The door behind Ciccio, leads into the back-room where the tomatoes rested for 5 minutes on the green table. On his left is the sink. Yes, I carried 4 half-bushel boxes from his van into the back room, then back out to the sink and then over to the table. Oh yeah!!!
fire burn and caldron bubble
It’s day 2 of the tomato sauce protocol. My dad has been up for a half hour and he’s already started cooking the tomatoes – the huge pot with the lid on the left, on the burner.

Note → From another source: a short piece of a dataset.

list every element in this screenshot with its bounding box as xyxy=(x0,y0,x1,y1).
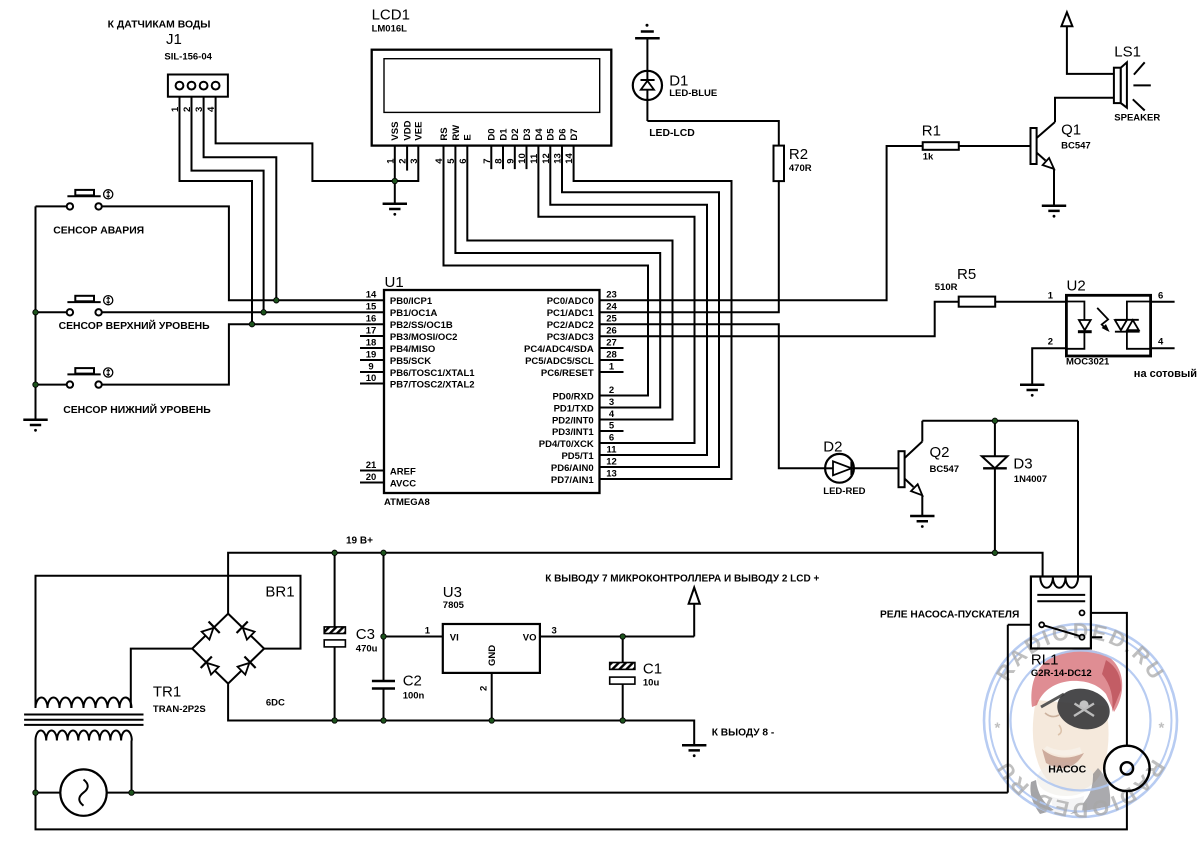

We’re in the garage, where there’s a third kitchen for canning and making tomato sauce. The machine in the forefront will strain the cooked tomatoes removing the peels and the seeds; the big plastic bucket under it will catch the tomato sauce. The long paddle on the small green table is for stirring the tomatoes in the giant pot. (The stirring is muscle building, well at least after the strain goes away.) My dad is getting ready to plug in the milling machine; the tall bucket on his right is full of halved tomatoes that will soon get added to the large pot (more muscle building). The tomatoes cook for about two hours.
The next step is take the very liquidy mixture and transfer it to a smaller pot that he and I lug over to the table. My dad then begins to put the liquidy pulp through the milling machine. (After this first round, I opt for a smaller transfer bowl. Man, lifting a pot full of hot tomato sauce is not pleasant.) When all the sauce has been milled, I get to take the caldron out into the back-yard and scour it clean. (Ciccio claimed that I didn’t need to keep stirring, that the flame was low enough to prevent burning. Wrong!!!)
The caldron is back on the burner and now I get to transfer the sauce from the blue bucket under the milling machine into the cleaned pot. Once I transfer all the sauce, Ciccio starts cooking it a second time and I drive off to my uncle’s to get basil.
By the time I’m back, Mafalda has joined the crew. She is washing the jars and putting then on the round table near the caldron. She shifts and quickly washes the basil and she and I begin to add two leaves to each of the empty jars. My dad using a small pot with a handle and a funnel, begins filling the jars. It’s my job to place the lids on the filled jars and to then screw the rings on tightly. We fill 58 Mason pint-jars. (I asked about putting the jars in a water-bath canner, but my dad said they haven’t done in years. The lid, tightened by the ring, seals as the piping hot sauce cools.)
The jar end up on the counter in the back and covered in a green synthetic blanket. This will slow down the cooling process guaranteeing that the lids seal tightly onto the top of the jars.